Plastic Players

Mr. Potato Head

By Michelle Prather

Sure, most people enjoy a pile of mashed potatoes to round off a hearty meal, but mashed potatoes as the star of lunch or dinner? You bet, says Brent McClun, whose feel-good Potato Mountain cafe will bring in $180,000 this year.

"[Mashed] potatoes have always reminded me of the great home I had growing up: a great mom and dad, great brothers, my grandma and the great heritage I have," says McClun fondly. His affection for the popular comfort food, coupled with his love of mountain climbing and skiing, inspired McClun to try to project those warm, fuzzy feelings to customers in a restaurant setting.

With just $1,500, last May McClun opened The Herbery/The Potato Mountain, a nine-seat restaurant/store that sells herbs, vitamins, candles, books--and mashed potatoes. It's the latest in a slew of entrepreneurial endeavors he's toyed with since age 18. "I remember thinking `This time I'll start two [businesses] at once to increase my chances,' " chuckles McClun.

Expecting the Lawrence, Kansas, store to profit from herbs on opening day, McClun was surprised when he "didn't sell one herb" but reaped nearly $70 in spud sales. Sales nearly doubled on days two and three. Then a local newspaper did a story on the start-up, sending business out of control. "I had to tell [the line of people snaking out the door] we were out of potatoes and it'd be an hour before we had any more," recalls McClun. He even offered to buy waiting customers lunch at the Lawrence eatery of their choice.

With demand at its peak, McClun had no choice but to find a bigger space for the cafe. He pounced on the first available location--a 45-seat restaurant just three blocks away--and opened it for business six weeks after launching his first location, which he's since turned into an old-fashioned candy store.
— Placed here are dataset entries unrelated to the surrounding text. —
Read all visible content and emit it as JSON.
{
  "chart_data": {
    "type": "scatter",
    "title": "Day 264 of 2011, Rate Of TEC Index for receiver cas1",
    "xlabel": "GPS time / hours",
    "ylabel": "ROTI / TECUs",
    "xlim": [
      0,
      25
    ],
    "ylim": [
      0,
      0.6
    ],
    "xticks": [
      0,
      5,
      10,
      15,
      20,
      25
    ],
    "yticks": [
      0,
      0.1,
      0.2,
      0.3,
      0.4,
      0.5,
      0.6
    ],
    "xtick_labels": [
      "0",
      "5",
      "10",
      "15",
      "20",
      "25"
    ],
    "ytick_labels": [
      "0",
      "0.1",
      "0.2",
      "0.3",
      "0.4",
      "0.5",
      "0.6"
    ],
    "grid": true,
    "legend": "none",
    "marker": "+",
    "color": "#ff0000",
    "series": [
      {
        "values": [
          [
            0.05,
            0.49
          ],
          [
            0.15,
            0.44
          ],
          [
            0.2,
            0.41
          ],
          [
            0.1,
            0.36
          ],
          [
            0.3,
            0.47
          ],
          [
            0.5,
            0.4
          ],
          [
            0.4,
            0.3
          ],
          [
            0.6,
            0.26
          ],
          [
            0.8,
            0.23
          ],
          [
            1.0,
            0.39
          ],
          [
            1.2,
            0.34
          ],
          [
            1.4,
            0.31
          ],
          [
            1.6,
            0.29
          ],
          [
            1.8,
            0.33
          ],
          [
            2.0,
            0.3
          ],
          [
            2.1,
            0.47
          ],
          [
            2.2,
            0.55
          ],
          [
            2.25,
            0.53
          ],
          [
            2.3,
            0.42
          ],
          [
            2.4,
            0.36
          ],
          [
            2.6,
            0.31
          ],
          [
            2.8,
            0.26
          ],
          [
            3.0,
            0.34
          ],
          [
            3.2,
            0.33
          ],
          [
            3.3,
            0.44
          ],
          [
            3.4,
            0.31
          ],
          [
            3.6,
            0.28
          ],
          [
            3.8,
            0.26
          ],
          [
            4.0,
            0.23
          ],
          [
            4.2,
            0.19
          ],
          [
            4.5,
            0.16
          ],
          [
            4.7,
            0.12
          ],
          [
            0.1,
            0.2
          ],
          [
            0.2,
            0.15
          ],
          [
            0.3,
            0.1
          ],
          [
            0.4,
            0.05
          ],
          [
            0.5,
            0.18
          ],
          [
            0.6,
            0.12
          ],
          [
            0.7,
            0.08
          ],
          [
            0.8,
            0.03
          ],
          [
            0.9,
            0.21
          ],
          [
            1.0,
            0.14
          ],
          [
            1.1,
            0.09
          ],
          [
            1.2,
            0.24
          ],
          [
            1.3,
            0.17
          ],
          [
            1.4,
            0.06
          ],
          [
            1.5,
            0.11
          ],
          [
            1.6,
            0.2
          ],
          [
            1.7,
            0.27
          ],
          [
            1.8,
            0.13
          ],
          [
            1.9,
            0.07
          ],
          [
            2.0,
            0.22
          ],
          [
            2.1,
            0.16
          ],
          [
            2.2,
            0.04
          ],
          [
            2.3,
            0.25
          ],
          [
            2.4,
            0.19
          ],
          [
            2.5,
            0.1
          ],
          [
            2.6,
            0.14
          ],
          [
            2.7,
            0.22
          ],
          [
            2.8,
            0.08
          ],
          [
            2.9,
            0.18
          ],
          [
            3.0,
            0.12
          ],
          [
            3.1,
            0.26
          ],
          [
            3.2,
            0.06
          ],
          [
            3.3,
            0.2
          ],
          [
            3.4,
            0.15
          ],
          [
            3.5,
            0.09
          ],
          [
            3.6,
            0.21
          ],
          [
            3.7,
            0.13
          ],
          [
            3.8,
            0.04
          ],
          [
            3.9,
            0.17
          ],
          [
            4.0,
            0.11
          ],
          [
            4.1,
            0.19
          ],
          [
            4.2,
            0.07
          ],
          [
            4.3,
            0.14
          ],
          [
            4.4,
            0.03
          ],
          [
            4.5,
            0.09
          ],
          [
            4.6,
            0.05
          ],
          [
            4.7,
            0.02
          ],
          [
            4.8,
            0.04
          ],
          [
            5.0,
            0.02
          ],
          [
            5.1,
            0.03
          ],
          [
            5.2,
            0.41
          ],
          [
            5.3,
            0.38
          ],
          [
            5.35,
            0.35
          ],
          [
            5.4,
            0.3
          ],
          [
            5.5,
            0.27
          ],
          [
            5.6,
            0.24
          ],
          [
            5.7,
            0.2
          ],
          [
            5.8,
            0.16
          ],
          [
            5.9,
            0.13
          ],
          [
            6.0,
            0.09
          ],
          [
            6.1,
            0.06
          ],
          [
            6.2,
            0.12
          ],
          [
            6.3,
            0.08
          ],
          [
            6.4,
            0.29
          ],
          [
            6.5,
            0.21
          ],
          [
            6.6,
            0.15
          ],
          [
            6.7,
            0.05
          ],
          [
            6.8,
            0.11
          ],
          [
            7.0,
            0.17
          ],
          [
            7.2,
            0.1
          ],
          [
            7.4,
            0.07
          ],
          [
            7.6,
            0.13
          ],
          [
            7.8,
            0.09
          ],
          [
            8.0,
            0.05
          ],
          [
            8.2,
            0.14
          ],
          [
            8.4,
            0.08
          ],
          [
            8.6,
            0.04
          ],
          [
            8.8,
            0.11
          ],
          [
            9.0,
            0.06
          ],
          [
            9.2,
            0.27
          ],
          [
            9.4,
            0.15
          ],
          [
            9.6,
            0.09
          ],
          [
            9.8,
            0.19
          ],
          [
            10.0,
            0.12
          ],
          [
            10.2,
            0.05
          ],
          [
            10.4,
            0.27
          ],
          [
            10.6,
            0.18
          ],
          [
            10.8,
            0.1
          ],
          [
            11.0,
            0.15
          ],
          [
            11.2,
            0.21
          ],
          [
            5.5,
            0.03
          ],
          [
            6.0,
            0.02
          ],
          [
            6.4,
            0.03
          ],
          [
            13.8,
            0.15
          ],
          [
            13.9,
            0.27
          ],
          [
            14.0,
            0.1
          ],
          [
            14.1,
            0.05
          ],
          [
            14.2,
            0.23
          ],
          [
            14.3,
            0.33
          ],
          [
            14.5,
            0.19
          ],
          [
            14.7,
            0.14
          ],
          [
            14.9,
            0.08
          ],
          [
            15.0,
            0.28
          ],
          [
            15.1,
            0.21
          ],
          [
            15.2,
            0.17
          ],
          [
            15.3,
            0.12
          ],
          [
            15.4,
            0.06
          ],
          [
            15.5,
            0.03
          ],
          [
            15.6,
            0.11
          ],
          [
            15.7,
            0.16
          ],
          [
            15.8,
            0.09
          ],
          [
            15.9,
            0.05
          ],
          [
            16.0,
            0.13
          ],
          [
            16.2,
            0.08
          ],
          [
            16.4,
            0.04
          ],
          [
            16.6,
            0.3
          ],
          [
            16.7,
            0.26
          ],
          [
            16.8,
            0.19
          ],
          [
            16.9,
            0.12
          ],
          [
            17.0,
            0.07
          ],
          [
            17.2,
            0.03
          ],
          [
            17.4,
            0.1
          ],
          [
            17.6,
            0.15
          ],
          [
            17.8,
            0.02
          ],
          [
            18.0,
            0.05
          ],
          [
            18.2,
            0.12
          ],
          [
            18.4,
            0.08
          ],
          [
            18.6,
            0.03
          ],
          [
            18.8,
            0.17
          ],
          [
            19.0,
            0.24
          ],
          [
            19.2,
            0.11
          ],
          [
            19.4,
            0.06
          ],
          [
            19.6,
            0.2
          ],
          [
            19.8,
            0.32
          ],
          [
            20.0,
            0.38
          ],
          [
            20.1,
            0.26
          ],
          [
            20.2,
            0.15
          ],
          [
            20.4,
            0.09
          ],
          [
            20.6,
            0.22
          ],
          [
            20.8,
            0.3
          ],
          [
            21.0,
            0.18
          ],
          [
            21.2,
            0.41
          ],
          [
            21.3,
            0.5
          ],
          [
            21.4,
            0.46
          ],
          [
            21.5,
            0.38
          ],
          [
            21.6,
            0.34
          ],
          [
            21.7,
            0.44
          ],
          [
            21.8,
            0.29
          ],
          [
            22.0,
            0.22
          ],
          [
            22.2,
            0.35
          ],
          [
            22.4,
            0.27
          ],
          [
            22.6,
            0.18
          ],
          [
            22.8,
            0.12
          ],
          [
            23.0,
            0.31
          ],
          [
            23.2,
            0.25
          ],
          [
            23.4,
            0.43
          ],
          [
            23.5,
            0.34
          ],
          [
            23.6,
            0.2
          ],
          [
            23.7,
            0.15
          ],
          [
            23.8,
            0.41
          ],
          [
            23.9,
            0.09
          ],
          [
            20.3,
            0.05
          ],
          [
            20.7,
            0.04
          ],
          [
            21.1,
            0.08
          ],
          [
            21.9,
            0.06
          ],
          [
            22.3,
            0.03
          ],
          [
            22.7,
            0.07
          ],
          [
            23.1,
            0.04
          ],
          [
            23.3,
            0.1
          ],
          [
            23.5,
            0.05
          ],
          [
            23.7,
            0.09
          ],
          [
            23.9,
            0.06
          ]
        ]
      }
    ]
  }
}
At press time, McClun had remodeled that second location by filling it with faux alpine trees, a trail through the dining area and a ranger's station for ordering, and was exploring franchising. Publishing house Doubleday has contacted McClun about a possible cookbook deal, and Dateline NBC has shown interest as well.

It appears that, like their towering counterparts in nature, mashed potato mountains (with such flavorful toppings as chicken, egg noodles and gravy) are giving customers a breath of fresh air as an alternative to the average dining experience.